Slide 11: Moving Averages

In addition to periodically evaluating the cumulative effects of lot-to-lot variation, monitoring patient results over time on the basis of moving averages is an additional means of detecting such long term drifts. The concept of moving averages for the laboratory was first proposed in 1965 by Hoffman and Waid, and monitors in real-time the average patient value for a given analyte.

As a simple illustrative example, consider the prealbumin results noted here. We first calculate a mean using the first five patient results and plot this on a chart. Once a new result becomes available, we move the averaging window by one to include the newest result and to drop the oldest result. The mean is then recalculated and also plotted on the chart. This process is repeated ad infinitum and in real time as results become available. In the absence of systematic error, the average patient value stays close to the historic average. In the example provided here, however, the moving average shows a clear shift that should be investigated if it hasn’t been already identified using traditional QC procedures or reagent lot evaluations.

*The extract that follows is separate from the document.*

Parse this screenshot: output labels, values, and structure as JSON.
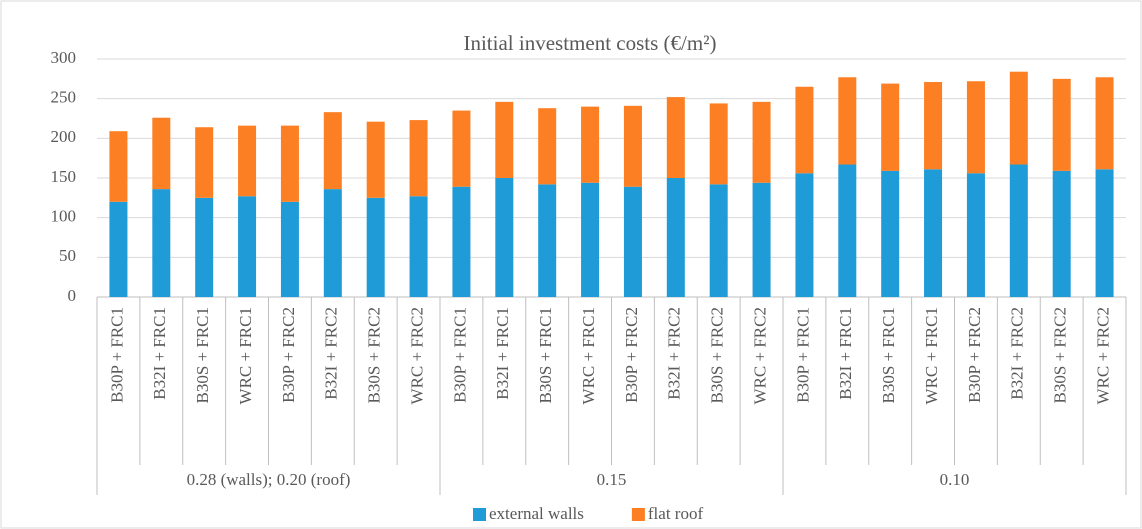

Moving averages can be performed either at the level of individual laboratories or by the manufacturer through a centralized, real-time repository for patient results. While many laboratories are now implementing patient moving averages, a manufacturer-based patient result repository is yet to be created. This latter system is particularly attractive because it could flag questionable reagent lots within hours after entry into the market and would also benefit laboratories with low testing volumes that don’t benefit from the local implementation of moving averages. For more information on moving averages, consult references 7 through 9.

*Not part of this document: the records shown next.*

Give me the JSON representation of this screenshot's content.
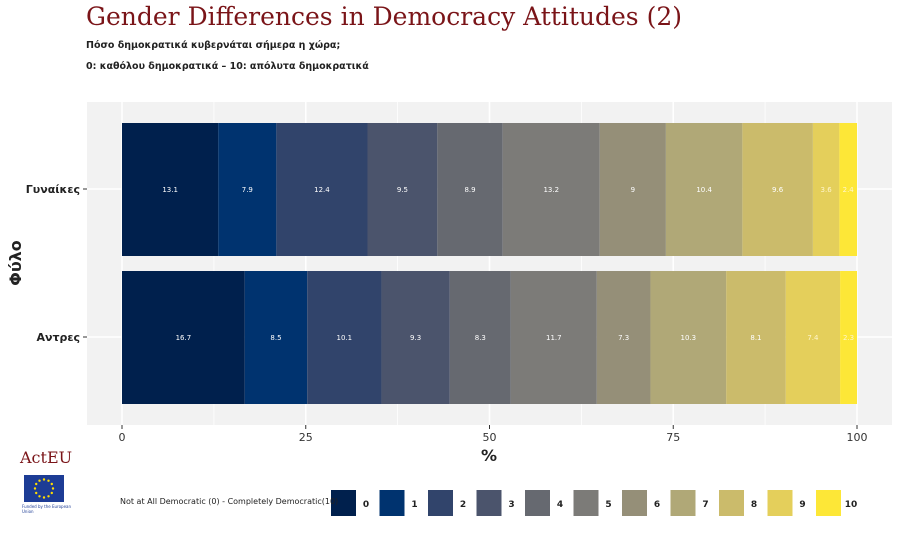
{
  "title": "Gender Differences in Democracy Attitudes (2)",
  "subtitle_1": "Πόσο δημοκρατικά κυβερνάται σήμερα η χώρα;",
  "subtitle_2": "0: καθόλου δημοκρατικά – 10: απόλυτα δημοκρατικά",
  "logo": {
    "text": "ActEU",
    "eu_caption": "Funded by the European Union"
  },
  "legend_title": "Not at All Democratic (0) - Completely Democratic(10)",
  "colors": [
    "#00204d",
    "#00336f",
    "#31446b",
    "#4b546c",
    "#666970",
    "#7c7b78",
    "#958f78",
    "#b0a877",
    "#cbbb6b",
    "#e4cf5b",
    "#fde737"
  ],
  "chart_data": {
    "type": "bar",
    "orientation": "horizontal",
    "stacked": true,
    "categories": [
      "Γυναίκες",
      "Αντρες"
    ],
    "series": [
      {
        "name": "0",
        "values": [
          13.1,
          16.7
        ]
      },
      {
        "name": "1",
        "values": [
          7.9,
          8.5
        ]
      },
      {
        "name": "2",
        "values": [
          12.4,
          10.1
        ]
      },
      {
        "name": "3",
        "values": [
          9.5,
          9.3
        ]
      },
      {
        "name": "4",
        "values": [
          8.9,
          8.3
        ]
      },
      {
        "name": "5",
        "values": [
          13.2,
          11.7
        ]
      },
      {
        "name": "6",
        "values": [
          9,
          7.3
        ]
      },
      {
        "name": "7",
        "values": [
          10.4,
          10.3
        ]
      },
      {
        "name": "8",
        "values": [
          9.6,
          8.1
        ]
      },
      {
        "name": "9",
        "values": [
          3.6,
          7.4
        ]
      },
      {
        "name": "10",
        "values": [
          2.4,
          2.3
        ]
      }
    ],
    "xlabel": "%",
    "ylabel": "Φύλο",
    "xlim": [
      0,
      100
    ],
    "xticks": [
      0,
      25,
      50,
      75,
      100
    ],
    "legend_position": "bottom",
    "grid": true
  }
}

Slide 12: A Real World Example

In finishing my presentation, I’d like to revisit the real world example that I showed at the beginning of my talk. In my lab, we have not yet implemented moving averages and thus, we rely on patient comparison studies to identify clinically significant shifts associated with new reagent lots. The differences we observed for patient results between our current lot and new lot of reagent were quite striking and on the borderline of acceptability based on our predefined total allowable error criteria. While the clinical management of most patients would not have been altered with this new reagent lot, we remained worried about the contribution of this lot to long term drifts in patient results. In the end, we decided to contact the manufacturer and requested a different lot of reagent.

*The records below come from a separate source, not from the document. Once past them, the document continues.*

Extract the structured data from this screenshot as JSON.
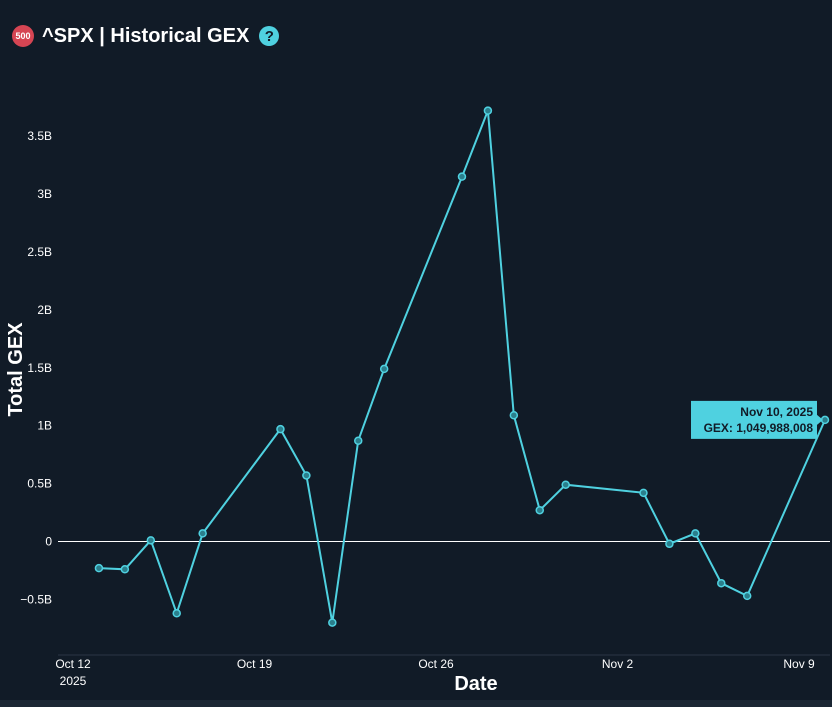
{
  "header": {
    "badge": "500",
    "title": "^SPX | Historical GEX",
    "help": "?"
  },
  "colors": {
    "background": "#111b27",
    "line": "#4fd1e0",
    "badge": "#d64553",
    "zero_line": "#ffffff"
  },
  "chart_data": {
    "type": "line",
    "title": "^SPX | Historical GEX",
    "xlabel": "Date",
    "ylabel": "Total GEX",
    "x_ticks": [
      {
        "date": "2025-10-12",
        "label": "Oct 12",
        "sublabel": "2025"
      },
      {
        "date": "2025-10-19",
        "label": "Oct 19"
      },
      {
        "date": "2025-10-26",
        "label": "Oct 26"
      },
      {
        "date": "2025-11-02",
        "label": "Nov 2"
      },
      {
        "date": "2025-11-09",
        "label": "Nov 9"
      }
    ],
    "y_ticks": [
      {
        "value": -0.5,
        "label": "−0.5B"
      },
      {
        "value": 0,
        "label": "0"
      },
      {
        "value": 0.5,
        "label": "0.5B"
      },
      {
        "value": 1,
        "label": "1B"
      },
      {
        "value": 1.5,
        "label": "1.5B"
      },
      {
        "value": 2,
        "label": "2B"
      },
      {
        "value": 2.5,
        "label": "2.5B"
      },
      {
        "value": 3,
        "label": "3B"
      },
      {
        "value": 3.5,
        "label": "3.5B"
      }
    ],
    "xlim": [
      "2025-10-12",
      "2025-11-10"
    ],
    "ylim": [
      -0.98,
      3.95
    ],
    "grid": false,
    "series": [
      {
        "x": [
          "2025-10-13",
          "2025-10-14",
          "2025-10-15",
          "2025-10-16",
          "2025-10-17",
          "2025-10-20",
          "2025-10-21",
          "2025-10-22",
          "2025-10-23",
          "2025-10-24",
          "2025-10-27",
          "2025-10-28",
          "2025-10-29",
          "2025-10-30",
          "2025-10-31",
          "2025-11-03",
          "2025-11-04",
          "2025-11-05",
          "2025-11-06",
          "2025-11-07",
          "2025-11-10"
        ],
        "y": [
          -0.23,
          -0.24,
          0.01,
          -0.62,
          0.07,
          0.97,
          0.57,
          -0.7,
          0.87,
          1.49,
          3.15,
          3.72,
          1.09,
          0.27,
          0.49,
          0.42,
          -0.02,
          0.07,
          -0.36,
          -0.47,
          1.05
        ]
      }
    ],
    "tooltip": {
      "date_label": "Nov 10, 2025",
      "value_label": "GEX: 1,049,988,008"
    }
  }
}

Keep in mind though that an alternate lot of reagent may not always be immediately available. Some alternate options that you may consider in this case include sending out the testing to a nearby laboratory or removing the observed bias by applying a mathematical factor to the results that are obtained with the new reagent lot.

Slide 13: References

Slide 14: Disclosures

Slide 15: Thank You from

Thank you for joining me on this Pearl of Laboratory Medicine on “Managing Reagent Lot-to-Lot Variability.” My name is Anna Füzéry.